На утрени Батюшка опять говорил, что должно иметь любовь друг к другу и удаляться празднословия.
– Пророк Давид сказал: «Оскуде преподобный». Почему же оскудел? Потому что «умалишася истина, суетная глагола кийждо» (см. Пс. 11, 1–3), потому что не говорят о душеполезном, а повсюду празднословие, только и говорят о пустяках (Батюшка, кажется, сказал, что настанет такое время, когда будут говорить только об одних пустяках).
Одному иноку было видение. Стоят несколько монахов и празднословят, и видит он, что между ними и кругом их бегают грязные кабаны. Это были бесы. Потом увидел он монахов, говорящих назидающее душу, и между ними стояли ангелы светлые. Потщимся, братие, не погублять своих трудов за послушаниями празднословием, а более всего потщимся стяжать смирение. Пророк Давид сказал: «Смирихся и спасе мя Господь». Для спасения достаточно одного смирения. Опять сказано в одном псалме: «Виждь смирение мое и труд мой и остави вся грехи моя» (Пс. 24, 18). Так сказал пророк Давид потому, что истинное смирение никогда не бывает без труда.
Я по нерадению позабыл, что Батюшка говорил о старце о. Льве, помню только следующее:
– О. Лев подвергся по клеветам недоброжелателей гонению (он – основатель старчества в Оптиной пустыни), и даже преосвященный Николай, увидев его, окруженного толпой народа, с упреком сказал ему: «Что ты делаешь?» – «Пою Богу моему, дондеже есмь!»(Пс. 103, 33). Преосвященный уразумел всю глубину этого ответа. Да, батюшка о. Лев пел Богу всем строем своей жизни.

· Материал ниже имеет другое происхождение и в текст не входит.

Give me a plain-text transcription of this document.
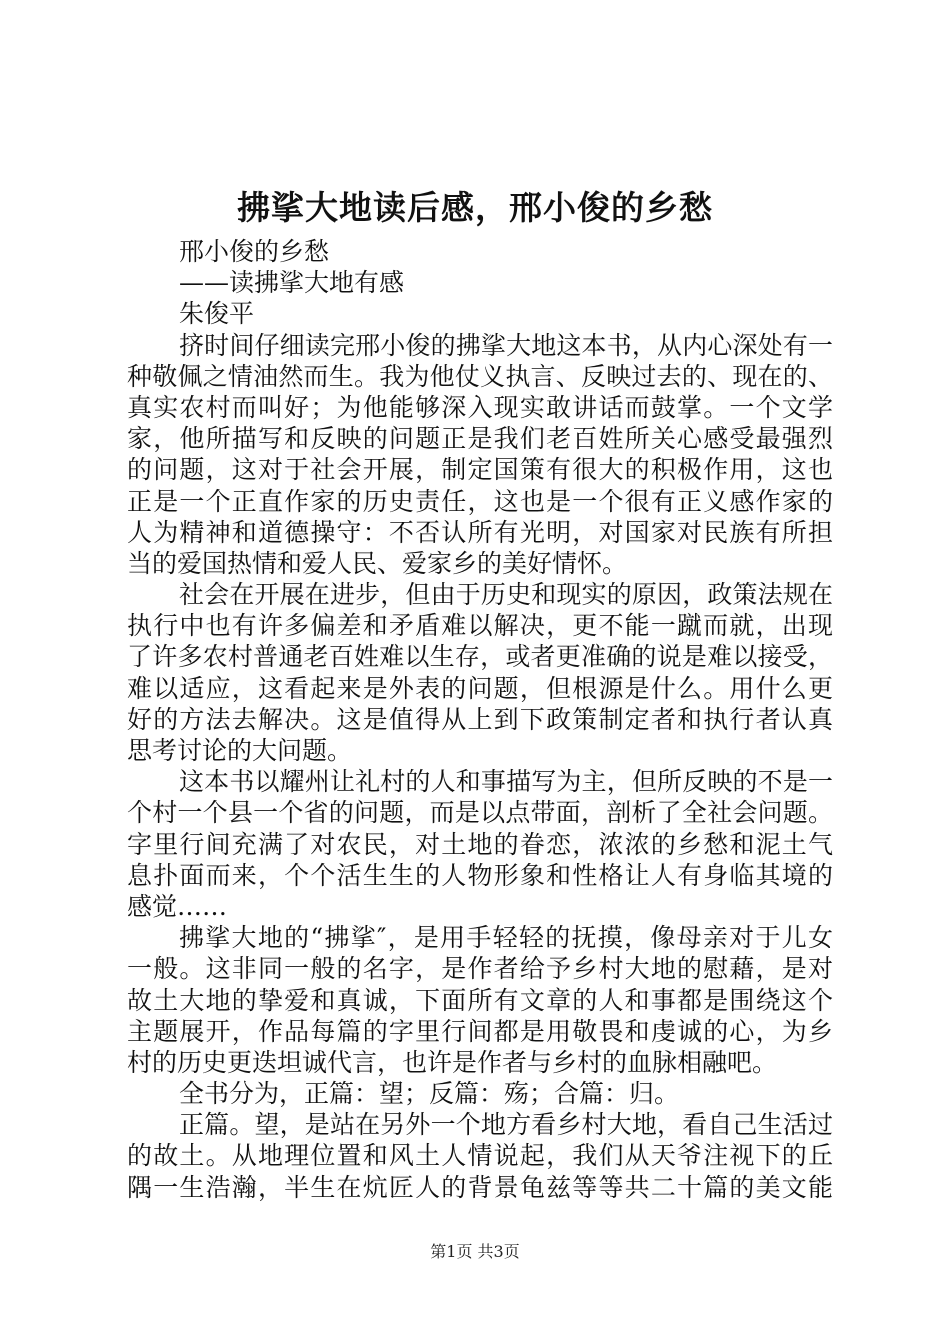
拂挲大地读后感，邢小俊的乡愁
邢小俊的乡愁
——读拂挲大地有感
朱俊平
挤时间仔细读完邢小俊的拂挲大地这本书，从内心深处有一
种敬佩之情油然而生。我为他仗义执言、反映过去的、现在的、
真实农村而叫好；为他能够深入现实敢讲话而鼓掌。一个文学
家，他所描写和反映的问题正是我们老百姓所关心感受最强烈
的问题，这对于社会开展，制定国策有很大的积极作用，这也
正是一个正直作家的历史责任，这也是一个很有正义感作家的
人为精神和道德操守：不否认所有光明，对国家对民族有所担
当的爱国热情和爱人民、爱家乡的美好情怀。
社会在开展在进步，但由于历史和现实的原因，政策法规在
执行中也有许多偏差和矛盾难以解决，更不能一蹴而就，出现
了许多农村普通老百姓难以生存，或者更准确的说是难以接受，
难以适应，这看起来是外表的问题，但根源是什么。用什么更
好的方法去解决。这是值得从上到下政策制定者和执行者认真
思考讨论的大问题。
这本书以耀州让礼村的人和事描写为主，但所反映的不是一
个村一个县一个省的问题，而是以点带面，剖析了全社会问题。
字里行间充满了对农民，对土地的眷恋，浓浓的乡愁和泥土气
息扑面而来，个个活生生的人物形象和性格让人有身临其境的
感觉……
拂挲大地的“拂挲″，是用手轻轻的抚摸，像母亲对于儿女
一般。这非同一般的名字，是作者给予乡村大地的慰藉，是对
故土大地的挚爱和真诚，下面所有文章的人和事都是围绕这个
主题展开，作品每篇的字里行间都是用敬畏和虔诚的心，为乡
村的历史更迭坦诚代言，也许是作者与乡村的血脉相融吧。
全书分为，正篇：望；反篇：殇；合篇：归。
正篇。望，是站在另外一个地方看乡村大地，看自己生活过
的故土。从地理位置和风土人情说起，我们从天爷注视下的丘
隅一生浩瀚，半生在炕匠人的背景龟兹等等共二十篇的美文能
第1页 共3页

Недавно я получил письмо от одного знакомого студента Московского Университета. Он был прельщен спиритизмом, потом, по милости Божией, он бросил его. Господь избрал меня и Иванушку орудием в этом деле. Я уничтожал даже все вещи, употреблявшиеся при сеансах. Была привезена из Успенского собора святыня, отслужен молебен. Я думал, он уже твердо стал на ноги. Но, получив письмо, вижу, что он снова в ужаснейшей прелести: он сладостно молится, видит Самого Христа, видит кресты с Распятием и тому подобное.
Я показал Батюшке письмо.
– Страшное письмо, – сказал Батюшка, прочитав его. – Мне подумалось, что Господь приездом вашим в Скит отвел вас и от него (студента). И прежде трудно было жить в миру, а теперь почти совсем невозможно. Или неверие и беспечность, или прелесть, если кто старается жить по вере. Благодарите Бога, что вы здесь. Вот он пишет: «Как вы живете?» – Как? Попросту. Да, будем стараться, чтобы в келии у нас все было просто. Простые бревенчатые стены, ну, ничего еще, если и обои есть. А главное, позаботимся, чтобы внутренняя наша келия была проста, чиста, без всяких обоев.
23 сентября 1908 г.
Сейчас, когда я читал в церкви Псалтирь, туда пришел по делам Батюшка. В ожидании пономаря Батюшка немного поговорил со мной.
– Вот сообщают, – говорил Батюшка, – что в одном монастыре Екатерининской пустыни, недалеко от Москвы, в 10 часов утра убили игумена и его келейника и благополучно ушли. Да, по теперешнему времени им, пожалуй, еще и награду дали бы за ловкость. Теперь как-то особенно стали нападать на монастыри. Но надо ожидать ужасов. Теперь стараются уничтожить смертную казнь. Когда это будет сделано, тогда будут призваны ко власти все прежние «деятели»(кажется, так).
Одна монахиня, уже манатейная, видела сон (или видение, я забыл). Ей явилась Божия Матерь и говорила, что должно ожидать ужасов. Это было в 1899 году. За шесть лет Она предсказывала русскую революцию, что и исполнилось. «Да и вообще, – сказала Она, – этому тленному миру недолго существовать: терпение Моего Сына и Господа истощается». Да, можно и этого ожидать…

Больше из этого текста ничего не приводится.